During the third quarter of 2014, the Company recorded $5,740,315 of goodwill as a result of the merger. Goodwill represents the excess of the purchase price over the estimated fair value of the net assets acquired in the acquisition of a business. Goodwill is not amortized; rather, it is tested for impairment both annually and when events or changes in circumstances indicate that fair value of a reporting unit with goodwill has been reduced below carrying value. The impairment test requires allocating goodwill and other assets and liabilities to reporting units. However, the Company has only one reporting unit. To assess impairment, the Company has the option to qualitatively assess if it is more likely than not that the fair value of the reporting unit is less than the book value.

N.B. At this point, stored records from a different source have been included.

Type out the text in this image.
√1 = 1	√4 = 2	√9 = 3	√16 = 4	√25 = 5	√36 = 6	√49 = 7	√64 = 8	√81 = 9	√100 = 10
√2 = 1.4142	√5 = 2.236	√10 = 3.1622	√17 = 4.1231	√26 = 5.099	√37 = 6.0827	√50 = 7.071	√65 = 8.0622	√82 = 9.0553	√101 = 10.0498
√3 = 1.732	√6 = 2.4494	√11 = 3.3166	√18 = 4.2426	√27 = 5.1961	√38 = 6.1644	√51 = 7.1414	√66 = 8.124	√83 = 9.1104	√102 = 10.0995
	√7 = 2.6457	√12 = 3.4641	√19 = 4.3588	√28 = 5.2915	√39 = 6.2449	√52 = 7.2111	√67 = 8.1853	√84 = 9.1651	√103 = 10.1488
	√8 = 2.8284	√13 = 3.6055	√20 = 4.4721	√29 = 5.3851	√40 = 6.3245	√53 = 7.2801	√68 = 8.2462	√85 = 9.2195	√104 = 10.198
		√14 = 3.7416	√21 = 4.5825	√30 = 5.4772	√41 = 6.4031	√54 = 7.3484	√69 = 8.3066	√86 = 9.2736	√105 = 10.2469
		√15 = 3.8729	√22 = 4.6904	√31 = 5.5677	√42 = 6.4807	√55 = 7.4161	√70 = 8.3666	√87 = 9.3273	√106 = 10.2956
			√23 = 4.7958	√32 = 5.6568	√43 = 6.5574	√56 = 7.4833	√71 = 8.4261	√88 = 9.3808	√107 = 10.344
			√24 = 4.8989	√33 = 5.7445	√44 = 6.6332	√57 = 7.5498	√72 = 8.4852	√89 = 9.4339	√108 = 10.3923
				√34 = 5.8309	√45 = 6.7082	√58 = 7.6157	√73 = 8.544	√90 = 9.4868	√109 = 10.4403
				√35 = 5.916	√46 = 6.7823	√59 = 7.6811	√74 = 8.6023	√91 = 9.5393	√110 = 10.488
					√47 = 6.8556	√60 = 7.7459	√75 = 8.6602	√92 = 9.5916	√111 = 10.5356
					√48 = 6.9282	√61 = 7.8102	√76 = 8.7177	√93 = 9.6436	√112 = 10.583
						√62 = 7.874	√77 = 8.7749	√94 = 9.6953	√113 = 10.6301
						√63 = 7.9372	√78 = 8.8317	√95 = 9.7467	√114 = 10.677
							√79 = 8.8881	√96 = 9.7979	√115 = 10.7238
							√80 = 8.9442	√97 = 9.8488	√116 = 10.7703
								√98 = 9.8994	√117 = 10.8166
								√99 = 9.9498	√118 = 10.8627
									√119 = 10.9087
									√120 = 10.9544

Absent a qualitative assessment, or, through the qualitative assessment, if the Company determines it is more likely than not that the fair value of the reporting unit is less than the book value, a quantitative assessment is prepared to calculate the fair market value of the reporting unit. If it is determined that the fair value of the reporting unit is less than the book value, the recorded goodwill is impaired to its implied fair value with a charge to operating expense.

 

The assumptions the Company will use in calculating its reporting unit fair value at the time of the test include its market capitalization and discounted future cash flows based on estimated reserves and production, future costs and future oil and natural gas prices. Material adverse changes to any of these factors could lead to an impairment of all or a portion of the Company’s goodwill in future periods.